Route B is energetic. Place periodic “sticker” interactions along the backbone — attractive sites separated by a fixed number of monomers. When the chain collapses, the stickers seek each other, and the fixed spacing enforces a registry: monomer n interacts with monomer n+k, which interacts with n+2k, and so on. This periodic registry wraps the chain into a helix whose pitch and radius are determined by the sticker spacing and the chain stiffness. The helix is selected not by geometry but by commensurability — the spacing of the interactions is commensurate with a helical arrangement.

The two routes produce helices through different mechanisms and respond differently to perturbation. Route A helices are geometry-dominated: change the tube thickness and the helix parameters shift continuously. Route B helices are registry-dominated: change the sticker spacing and the helix either adjusts discretely to a new commensurability or vanishes entirely.

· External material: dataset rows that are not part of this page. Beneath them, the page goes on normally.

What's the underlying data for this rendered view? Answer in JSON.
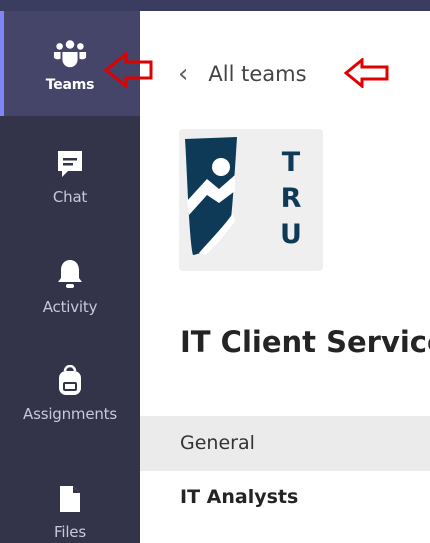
{
  "rail": {
    "items": [
      {
        "label": "Teams",
        "icon": "teams-icon",
        "active": true
      },
      {
        "label": "Chat",
        "icon": "chat-icon"
      },
      {
        "label": "Activity",
        "icon": "bell-icon"
      },
      {
        "label": "Assignments",
        "icon": "backpack-icon"
      },
      {
        "label": "Files",
        "icon": "file-icon"
      }
    ]
  },
  "header": {
    "back_label": "All teams",
    "chevron": "‹"
  },
  "team": {
    "logo_letters": [
      "T",
      "R",
      "U"
    ],
    "name": "IT Client Services"
  },
  "channels": [
    {
      "name": "General",
      "selected": true
    },
    {
      "name": "IT Analysts",
      "selected": false
    }
  ],
  "colors": {
    "rail": "#33344a",
    "rail_active": "#444569",
    "annotation": "#e00000",
    "logo_navy": "#0e3a57"
  }
}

The structural observation: biology uses both routes simultaneously. The alpha helix in proteins is stabilized by Route B — hydrogen bonds between residues separated by four backbone positions create the 3.6-residue-per-turn registry. But the backbone’s excluded volume and stiffness provide Route A’s geometric selection, preventing the chain from collapsing into a non-helical globule. The biological helix is not one mechanism. It is two mechanisms operating on the same polymer, each insufficient alone but sufficient together. The chemistry provides the registry. The geometry provides the non-generic selection. Neither created the helix. Both maintain it.